In one of the earlier posts titled “7 Reasons You Should Short Oil Now” we mentioned that Saudi Arabia could not find any buyers for the incremental 300,000 barrels of oil per day that they pumped out post Libyan crisis. This could be taken as a sign that in spite of fears about supply bottlenecks emerging due to the loss in oil from Libya, the oil market is well supplied. However, there is another side of this debate that was pointed out earlier as to why Saudi Arabia could not find sufficient buyers, and whether the oil market is really sufficiently supplied or not.

Jim Brown at Oil slick makes a great case for the Peak Sweet debate. Oil extracted from Libyan oil fields has sulfur content between 0.01 to 0.07 percent, and is classified as “very sweet” crude. This sweet crude is heavily in demand from European refineries, since they are restricted to using this type of oil due to strict pollution rules. On the other hand, crude extracted from Saudi oil fields has much higher sulfur content and is classified as “sour crude”. Although the Saudis had promised to produce excess of a “special blend” in order to compensate for the loss in sweet crude from Libya, this blend still has a higher sulfur content of 0.5 percent. Therefore, it is understandable that Saudi Arabia could not find any buyers for the excess oil that they produced, because the European refineries, which is the main market affected by the supply cut from Libya, could not buy this special blend due to a higher than tolerable sulfur content.

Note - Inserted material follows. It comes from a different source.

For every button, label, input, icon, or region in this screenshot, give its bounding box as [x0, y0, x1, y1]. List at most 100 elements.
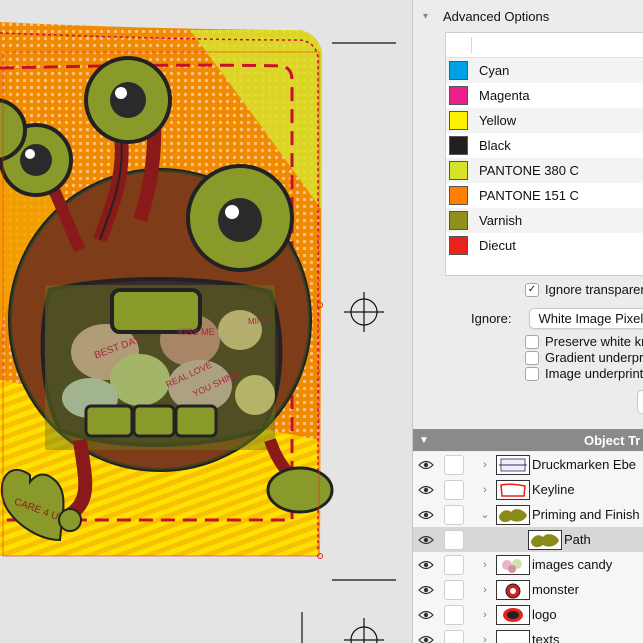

The Saudis might also have a hidden reason for insisting that the oil market is well supplied and blaming the recent hike on oil prices completely on speculators. Oil prices are benchmarked to the WTI and Brent, both of which are variations of light, sweet crude oil. The crisis in Libya has probably created a shortage of sweet crude which is contributing to the hike in oil prices, although the total amount of oil that is being traded in the oil futures market hints towards sufficient supplies. However, by insisting that the price hike is due to speculative behavior and not because of a real shortage in supply, the Saudis and OPEC are aiming at glossing over the fact that they do not have the excess capacity of producing sweet crude, something which they have been insisting on for quite some time now. In the process, they are able to rake in huge profits from the upsurge in oil prices, while at the same time absolving themselves from the blame of causing the price hike.